Nach § 8 Abs. 1 der Gemeinschaftsordnung sei jeder Wohnungseigentümer zur Erhaltung seines Sondereigentums i. S. d. § 3 Abs. 3 der Gemeinschaftsordnung verantwortlich. Nach § 3 Abs. 3 der Gemeinschaftsordnung stehe die Außenwand im Sondereigentum. Diese Anordnung sei zwar nichtig. § 3 Abs. 3 der Gemeinschaftsordnung könne nach § 140 BGB aber in eine Umlagevereinbarung umgedeutet werden. Voraussetzung für eine derartige Umdeutung sei, dass die Parteien bei Kenntnis der Nichtigkeit der getroffenen Regelung über die Zuordnung zum Sondereigentum eine entsprechende Kostenregelung getroffen hätten. Hiervon sei auszugehen, wenn die Gemeinschaftsordnung, wie im Fall, eine weitere Bestimmung enthalte, nach der die Sondereigentümer ihr jeweiliges Sondereigentum auf eigene Kosten zu erhalten hätten (Hinweis auf LG Dortmund, Urteil v. 1.4.2014, 1 S 178/13).
5 Hinweis
Problemüberblick
Im Fall geht es um eine teilweise nichtige Gemeinschaftsordnung. Wie vom AG richtig erkannt, ist es nämlich nicht möglich, wesentliche Gebäudebestandteile zum Sondereigentum zu erklären.

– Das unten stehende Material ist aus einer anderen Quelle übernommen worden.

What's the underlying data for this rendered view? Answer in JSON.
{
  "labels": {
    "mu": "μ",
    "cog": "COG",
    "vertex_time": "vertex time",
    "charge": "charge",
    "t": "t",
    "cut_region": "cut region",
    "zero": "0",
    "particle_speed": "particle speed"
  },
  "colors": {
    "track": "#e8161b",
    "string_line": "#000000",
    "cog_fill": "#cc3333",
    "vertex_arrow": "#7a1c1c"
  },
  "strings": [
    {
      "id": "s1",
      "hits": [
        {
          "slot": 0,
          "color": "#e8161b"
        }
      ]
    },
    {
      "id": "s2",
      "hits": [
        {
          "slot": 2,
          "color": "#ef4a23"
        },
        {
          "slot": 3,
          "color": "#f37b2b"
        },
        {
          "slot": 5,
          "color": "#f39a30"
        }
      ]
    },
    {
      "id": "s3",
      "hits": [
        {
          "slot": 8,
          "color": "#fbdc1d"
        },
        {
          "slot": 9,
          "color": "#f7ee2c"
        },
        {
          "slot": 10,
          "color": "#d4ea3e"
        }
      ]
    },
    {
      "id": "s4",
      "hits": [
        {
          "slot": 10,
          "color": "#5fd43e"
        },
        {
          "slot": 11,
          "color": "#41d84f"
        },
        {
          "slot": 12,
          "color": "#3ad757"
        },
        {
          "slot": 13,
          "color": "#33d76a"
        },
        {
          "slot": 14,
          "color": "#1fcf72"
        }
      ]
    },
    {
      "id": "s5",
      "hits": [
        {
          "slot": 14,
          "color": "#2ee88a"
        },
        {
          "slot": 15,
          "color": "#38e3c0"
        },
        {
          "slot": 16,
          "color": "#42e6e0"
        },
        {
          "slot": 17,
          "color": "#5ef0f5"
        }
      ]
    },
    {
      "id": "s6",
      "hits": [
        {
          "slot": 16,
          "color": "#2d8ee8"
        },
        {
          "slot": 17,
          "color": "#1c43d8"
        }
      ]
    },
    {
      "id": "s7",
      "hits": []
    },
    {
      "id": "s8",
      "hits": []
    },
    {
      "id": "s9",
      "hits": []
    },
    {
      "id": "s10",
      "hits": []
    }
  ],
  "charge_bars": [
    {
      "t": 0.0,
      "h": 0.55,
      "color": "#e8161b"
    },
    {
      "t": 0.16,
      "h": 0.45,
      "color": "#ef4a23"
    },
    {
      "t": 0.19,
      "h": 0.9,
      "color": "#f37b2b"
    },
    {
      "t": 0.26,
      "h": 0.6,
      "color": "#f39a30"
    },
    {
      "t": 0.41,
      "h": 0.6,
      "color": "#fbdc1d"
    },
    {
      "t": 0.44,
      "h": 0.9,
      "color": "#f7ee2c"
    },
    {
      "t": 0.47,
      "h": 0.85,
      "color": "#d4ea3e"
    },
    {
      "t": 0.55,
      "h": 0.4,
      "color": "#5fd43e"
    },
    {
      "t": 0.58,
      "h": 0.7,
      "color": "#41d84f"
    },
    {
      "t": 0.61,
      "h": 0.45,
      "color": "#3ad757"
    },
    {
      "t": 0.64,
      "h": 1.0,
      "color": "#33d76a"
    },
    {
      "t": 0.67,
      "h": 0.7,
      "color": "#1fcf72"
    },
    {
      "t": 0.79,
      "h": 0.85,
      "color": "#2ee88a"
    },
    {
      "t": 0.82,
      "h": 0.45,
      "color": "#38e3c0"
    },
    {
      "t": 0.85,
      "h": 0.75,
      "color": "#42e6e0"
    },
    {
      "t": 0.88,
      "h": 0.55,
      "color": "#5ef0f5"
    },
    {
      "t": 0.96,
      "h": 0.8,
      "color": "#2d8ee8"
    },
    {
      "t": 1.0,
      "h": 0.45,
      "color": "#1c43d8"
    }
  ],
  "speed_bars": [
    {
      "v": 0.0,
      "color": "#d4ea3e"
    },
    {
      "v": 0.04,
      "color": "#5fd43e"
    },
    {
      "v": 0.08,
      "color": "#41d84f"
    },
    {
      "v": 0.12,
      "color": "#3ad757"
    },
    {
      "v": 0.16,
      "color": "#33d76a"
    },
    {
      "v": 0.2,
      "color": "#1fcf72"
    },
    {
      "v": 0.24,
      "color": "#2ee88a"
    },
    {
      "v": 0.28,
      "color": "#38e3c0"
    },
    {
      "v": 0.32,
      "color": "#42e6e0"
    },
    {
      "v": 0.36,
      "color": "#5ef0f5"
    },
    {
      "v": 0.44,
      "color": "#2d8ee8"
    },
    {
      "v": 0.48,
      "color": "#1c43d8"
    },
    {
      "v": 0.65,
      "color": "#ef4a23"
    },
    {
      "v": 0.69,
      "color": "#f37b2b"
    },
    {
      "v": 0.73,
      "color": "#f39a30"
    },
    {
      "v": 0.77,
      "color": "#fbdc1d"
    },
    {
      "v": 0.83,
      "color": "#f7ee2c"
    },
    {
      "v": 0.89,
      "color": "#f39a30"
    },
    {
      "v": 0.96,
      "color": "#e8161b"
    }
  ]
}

Wird ein wesentlicher Gebäudebestandteil unwirksam dem Sondereigentum "zugewiesen", kann die Zuordnung gegebenenfalls aber gem. § 140 BGB in ein Sondernutzungsrecht, gegebenenfalls aber auch in eine Umlagevereinbarung zu den Erhaltungskosten – oder eines Teiles von ihnen – umgedeutet werden.
Umdeutung
Es kommt insoweit darauf an, was die Wohnungseigentümer bzw. der Aufteiler im Fall einer Teilungserklärung mit verbundener Gemeinschaftsordnung im Zeitpunkt des Vertragsabschlusses/im Zeitpunkt der Teilungserklärung bei Kenntnis der Nichtigkeit vereinbart hätten. Insoweit gelten die allgemeinen Ausführungen zur Auslegung entsprechend. Maßgeblich ist, ob sich konkrete Anhaltspunkte finden, dass Erhaltungskosten der betroffenen wesentlichen Gebäudebestandteile – oder eines Teiles von ihnen – dem jeweiligen Wohnungseigentümer, unabhängig von der eigentumsrechtlichen Zuordnung, aufgebürdet werden sollten.
Der unnötigen weiteren Bestimmung, dass jeder Wohnungseigentümer sein Sondereigentum auf seine Kosten instandzuhalten und instandzusetzen hat, bedarf es dazu, anders als vom AG angenommen, nicht; das Fehlen kann aber ein Auslegungsanzeichen sein. Das "Ersatzgeschäft" darf in seinen rechtlichen Wirkungen nicht weiterreichen als das unwirksame Rechtsgeschäft. Es ist also u. a. zu fragen, welche Kosten welcher Gebäudebestandteile in welchem Umfang erfasst sein sollen und ob es um die ganze Erhaltung und nicht nur um die Instandhaltung oder nur um die Instandsetzung geht und ferner, ob auch die Verwaltungskompetenz – oder ausnahmsweise nur diese – erfasst sein soll. Für eine Umdeutung muss der Wille der Wohnungseigentümer erkennbar sein, auf jeden Fall eine entsprechende Kostenzuordnung vorzunehmen.